Even people in Ochheuteal grumble that business is down from last year’s high season – which they moan was heavily down on previous years. And Victory Hill seems to have shouldered most of that pain. Business is so bad, some bar and guesthouse owners say that on their worst days they’ve taken just $2. And when $50 goes through the till, they think they’ve won the lottery.
They’re not helped, of course, by the clientele, and the seedy reputation that stretch of lady bars and drinking holes festers in. As one Irishman, who recently moved out of the place, put it: “It seems to be a magnet for the biggest arseholes from the four corners of the Earth.” It’s hard to argue. I’ve never seen so many alcoholics in one place, and have often wondered whether it is some warped nominative determinism that a place called Victory Hill should be so full of losers.
I honestly heard an expat holding court in the corner of a bar the other day, say: “It’s all about trading. You have the money – you have the pussy. Hey, no honey, no money. All those fucking arseholes and goddamn morons say ‘no money, no honey’. No fuck you, I have the money – that’s what you want. No honey…no money. You say ‘no’ to me, okay, I give my ten dollar to another girl…”

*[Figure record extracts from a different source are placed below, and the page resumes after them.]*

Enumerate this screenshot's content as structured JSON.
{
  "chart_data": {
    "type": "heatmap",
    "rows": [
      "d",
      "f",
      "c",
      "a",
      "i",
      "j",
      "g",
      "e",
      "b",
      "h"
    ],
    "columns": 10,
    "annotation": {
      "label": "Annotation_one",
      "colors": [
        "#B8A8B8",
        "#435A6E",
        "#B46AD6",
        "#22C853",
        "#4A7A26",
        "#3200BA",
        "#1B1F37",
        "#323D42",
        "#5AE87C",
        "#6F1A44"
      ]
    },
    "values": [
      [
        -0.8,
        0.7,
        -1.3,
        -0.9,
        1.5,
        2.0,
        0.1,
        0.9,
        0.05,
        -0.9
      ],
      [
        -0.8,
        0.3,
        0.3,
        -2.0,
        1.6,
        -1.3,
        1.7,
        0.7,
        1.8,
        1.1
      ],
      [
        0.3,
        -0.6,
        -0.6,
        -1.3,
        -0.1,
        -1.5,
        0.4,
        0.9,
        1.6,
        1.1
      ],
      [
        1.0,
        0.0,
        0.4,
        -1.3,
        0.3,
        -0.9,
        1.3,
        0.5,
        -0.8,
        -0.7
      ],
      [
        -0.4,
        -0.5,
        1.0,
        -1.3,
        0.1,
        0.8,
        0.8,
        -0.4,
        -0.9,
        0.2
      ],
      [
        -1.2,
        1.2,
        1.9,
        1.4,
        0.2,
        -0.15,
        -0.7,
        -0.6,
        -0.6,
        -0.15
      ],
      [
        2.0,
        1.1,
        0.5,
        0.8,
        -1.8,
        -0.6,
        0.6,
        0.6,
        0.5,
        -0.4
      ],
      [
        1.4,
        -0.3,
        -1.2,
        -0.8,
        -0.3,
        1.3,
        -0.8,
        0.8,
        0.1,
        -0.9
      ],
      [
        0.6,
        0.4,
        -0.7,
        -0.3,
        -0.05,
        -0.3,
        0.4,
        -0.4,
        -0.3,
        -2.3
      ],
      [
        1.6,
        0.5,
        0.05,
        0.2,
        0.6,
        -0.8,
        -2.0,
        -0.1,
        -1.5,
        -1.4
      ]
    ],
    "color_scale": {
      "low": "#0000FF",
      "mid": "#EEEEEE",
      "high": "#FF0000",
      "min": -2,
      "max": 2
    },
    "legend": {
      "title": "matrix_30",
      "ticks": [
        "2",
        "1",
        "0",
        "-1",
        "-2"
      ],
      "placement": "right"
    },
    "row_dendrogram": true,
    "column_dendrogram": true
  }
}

Slowly an exodus is beginning, with a number of bar owners seeing the light, and selling their businesses to some other mug, and opening a new venue in Ochheuteal or Otres. Those who remain either claim to have money and are running their place as a “lifestyle business”, or are presumably trying not to think too hard about how a business model based on customers with no money is ever going to work. Crunch down the gravel most nights, even now in the high season, and you’ll see the depressing sight of empty bar after empty bar, with groups of women sitting outside looking bored and discussing noodles.
There are one or two Western-owned venues still doing a trade like the Corner Bar and the Upstairs bar above it, but only the street of Khmer restaurants, identical in price and menu typos, are ever regularly more than half full. But with the cheap prices they charge, they can hardly be making more than a couple of thousand riel per customer – enough to pay the rent and give free accommodation, and a bit of spending money if you know how to live on a Cambodian wage.
As for the hobby entrepreneurs all living the dream, when they do try something new, they nearly always fail. The simple truth is there are not enough customers to support the ludicrous number of restaurants and bars in that small, seamy white ghetto that easily boasts the highest proportion of expats in Cambodia.
I once saw the owner of one bar hire a decent American three-piece covers band from Phnom Penh to try to drum up business. He’d spent tens of thousands fitting out his bar, but it was empty every night. He paid the band $150 for a two-hour set, but there were barely six customers in there. I walked back sometime later. The music was pumping, and then I turned and saw the misers lined up at a joint across the road, watching the band, but only paying $0.50 a beer.
The local business owners say it speaks volumes about Victory Hill. There is no support from anyone. And the $0.50 beers are killing everyone, they grumble. Some joke that the way things are going, the place will soon turn into the Chicken Farm, a line of huts near the port where dogs are said to fight over condoms dropped through cracks in the floorboards. Those misers watching the music for free while drinking their cheap beer had a lot in common with those dogs.